Good luck Bad Luck

Au mois de novembre, elle devait partir en voyage avec son nouveau copain pour la République dominicaine. Quelques semaines avant le départ, il s’est déchiré les ligaments du genou en jouant au hockey. Opération requise, dure convalescence, voyage remboursé, couple déçu, mais résigné.

Deux mois plus tard, son copain en convalescence (ultra trop déprimé) la laisse, pendant le temps des Fêtes. Elle prend l’avion de Sept-Îles à Québec pour ramasser chez lui ses affaires, puis elle file seule à Montréal pour fêter le Jour de l’an dans sa famille.

De retour chez elle, début janvier, elle hésite. Devrait-elle partir seule dans le Sud et se mettre enfin les pieds dans le sable, partir s’éclater dans la neige des Monts-Valin, ou attendre au mois de mars pour un potentiel compagnon de voyage?  Le Sud l’appelle, de tous ses palmiers : elle le choisit.

Elle achète son voyage. Elle est enthousiaste! Le lendemain, elle met ses bagages dans son char et roule quelques kilomètres. Dans une courbe, elle perd le contrôle à 100km/h à cause d’une plaque de glace.  Pendant que l’auto effectue plusieurs tonneaux – et qu’elle se fait brasser la cage comme une poupée de chiffon – elle se dit, un peu mollement : «Ah, câline… pas encore… pas vrai… Steinberg!». L’auto s’immobilise. Son voyage fout le camp. Elle appelle les policiers. Elle monte avec eux à l’hôpital de Sept-Îles – elle n’a rien de grave. Des courbatures. Sa voiture, par contre : ouf.  Dire qu’en plus, elle est passée à un mètre de frapper un poteau… Ça en aurait été fini là. Mais la vie n’en a pas fini avec elle – ça fait longtemps que ses bad lucks ne l’embêtent plus.  Comme un chat, on dirait qu’elle a neuf vies. Une résilience exemplaire, tout du moins. Deuxième voyage remboursé.

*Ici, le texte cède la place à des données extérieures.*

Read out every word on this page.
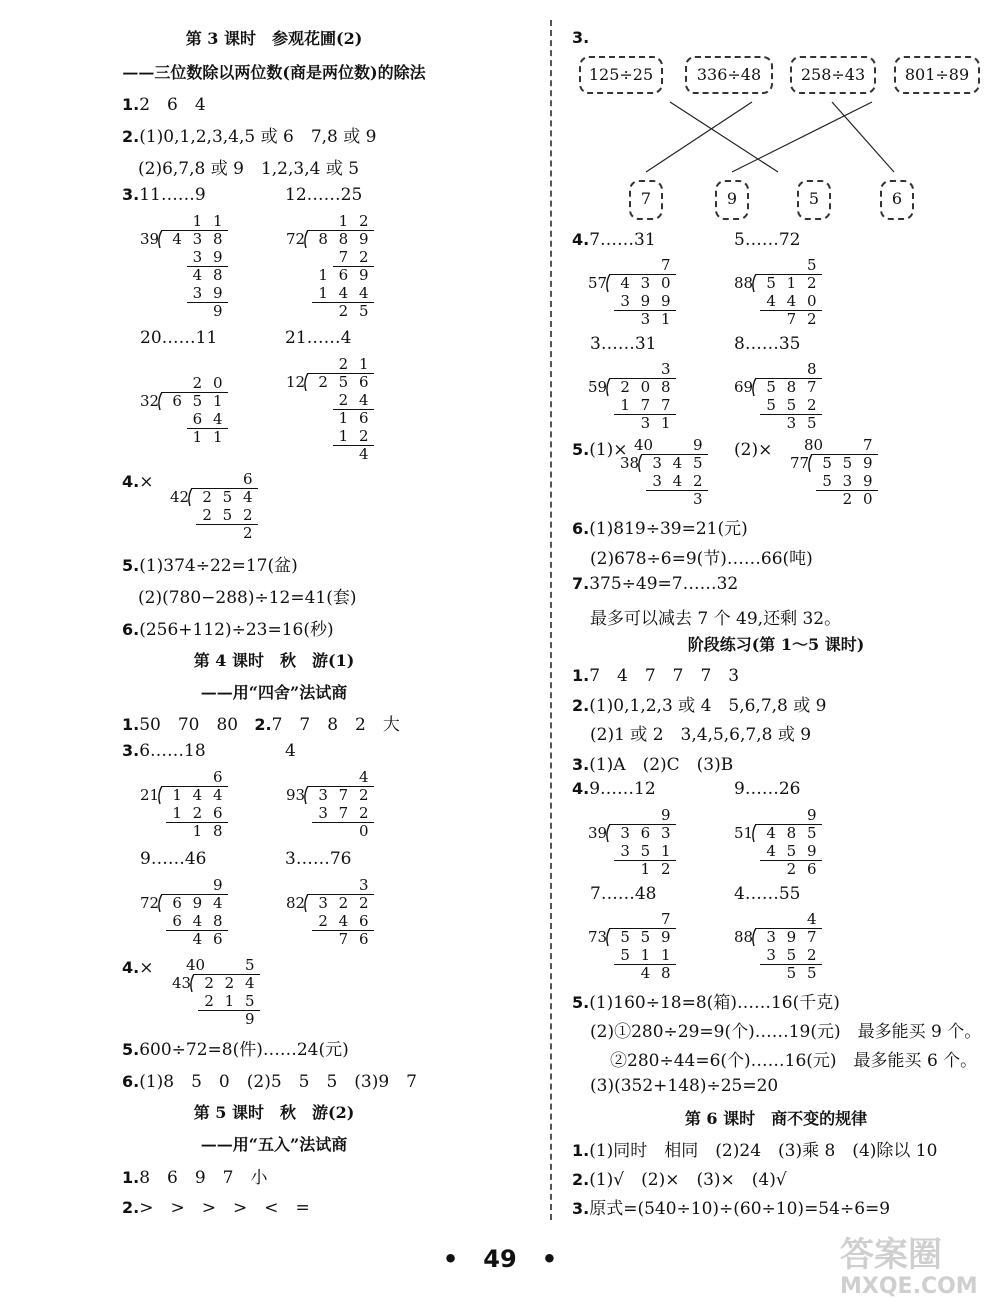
第 3 课时　参观花圃(2)
——三位数除以两位数(商是两位数)的除法
1.2　6　4
2.(1)0,1,2,3,4,5 或 6　7,8 或 9
(2)6,7,8 或 9　1,2,3,4 或 5
3.11……9	12……25
1 1
39 4 3 8
3 9
4 8
3 9
9
1 2
72 8 8 9
7 2
1 6 9
1 4 4
2 5
20……11	21……4
2 0
32 6 5 1
6 4
1 1
2 1
12 2 5 6
2 4
1 6
1 2
4
4.×	6
42 2 5 4
2 5 2
2
5.(1)374÷22=17(盆)
(2)(780−288)÷12=41(套)
6.(256+112)÷23=16(秒)
第 4 课时　秋　游(1)
——用“四舍”法试商
1.50　70　80 2.7　7　8　2　大
3.6……18	4
6
21 1 4 4
1 2 6
1 8
4
93 3 7 2
3 7 2
0
9……46	3……76
9
72 6 9 4
6 4 8
4 6
3
82 3 2 2
2 4 6
7 6
4.× 40	5
43 2 2 4
2 1 5
9
5.600÷72=8(件)……24(元)
6.(1)8　5　0　(2)5　5　5　(3)9　7
第 5 课时　秋　游(2)
——用“五入”法试商
1.8　6　9　7　小
2.>　>　>　>　<　=
3.
125÷25	336÷48	258÷43	801÷89
7	9	5	6
4.7……31	5……72
7
57 4 3 0
3 9 9
3 1
5
88 5 1 2
4 4 0
7 2
3……31	8……35
3
59 2 0 8
1 7 7
3 1
8
69 5 8 7
5 5 2
3 5
5.(1)× 40	9
38 3 4 5
3 4 2
3
(2)× 80	7
77 5 5 9
5 3 9
2 0
6.(1)819÷39=21(元)
(2)678÷6=9(节)……66(吨)
7.375÷49=7……32
最多可以减去 7 个 49,还剩 32。
阶段练习(第 1～5 课时)
1.7　4　7　7　7　3
2.(1)0,1,2,3 或 4　5,6,7,8 或 9
(2)1 或 2　3,4,5,6,7,8 或 9
3.(1)A　(2)C　(3)B
4.9……12	9……26
9
39 3 6 3
3 5 1
1 2
9
51 4 8 5
4 5 9
2 6
7……48	4……55
7
73 5 5 9
5 1 1
4 8
4
88 3 9 7
3 5 2
5 5
5.(1)160÷18=8(箱)……16(千克)
(2)①280÷29=9(个)……19(元)　最多能买 9 个。
②280÷44=6(个)……16(元)　最多能买 6 个。
(3)(352+148)÷25=20
第 6 课时　商不变的规律
1.(1)同时　相同　(2)24　(3)乘 8　(4)除以 10
2.(1)√　(2)×　(3)×　(4)√
3.原式=(540÷10)÷(60÷10)=54÷6=9
• 49 •	答案圈
MXQE.COM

La compagnie d’assurances lui prête une voiture de location en attendant la réparation de son auto. Elle fait quelques commissions avec cette voiture à Sept-Îles et… POW, une crevaison!  Un court instant, elle se demande si Surprise surprise ne préparerait pas une nouvelle saison. Le véhicule est remorqué. La réparation est faite rapidement. Elle retourne chez son frère pour le saluer, puis elle reprend la route vers chez elle.

Soixante kilomètres plus tard sur la 138 – dans une zone où les ondes cellulaires ne fonctionnent plus et où les voitures passent à la demie-heure – elle perd subitement le contrôle de l’auto mais réussit à la ramener sur la voie.  Ça sent le caoutchouc brûlé, tout d’un coup… quel est ce drôle de bruit… elle s’arrête. Merde! Deuxième crevaison! Elle n’en revient pas. Elle sort et saute et agite ses bras devant les quelques véhicules qui passent. Le deuxième véhicule utilitaire sport qui s’arrête a un cellulaire satellite: bingo!  Revoilà le towing du matin! Mine de rien, elle commence à bien connaître le gars.

Elle passe finalement le week-end chez son frère à Sept-Îles en plein hiver avec des vêtements d’été dans ses bagages, un tuba, un masque de plongée et de la crème solaire.

Comme sa vie est plus croustillante ces temps-ci que n’importe quelle série américaine, je dirais qu’elle risque bientôt de gagner le gros lot, de rencontrer l’homme de sa vie (peut-être un remorqueur?) ou d’apprendre que l’avion qu’elle aurait dû prendre pour s’envoler dans le Sud s’est… écrasé. Déjà que les avions d’Air Canada Jazz ont des problèmes ces temps-ci – et c’est avec cette compagnie aérienne qu’elle s’est déplacée dans le temps des Fêtes… Décidément! La réalité dépasse parfois la fiction.

Nos choix peuvent nous mener partout, dans la vie. Même là où on ne pense pas aller.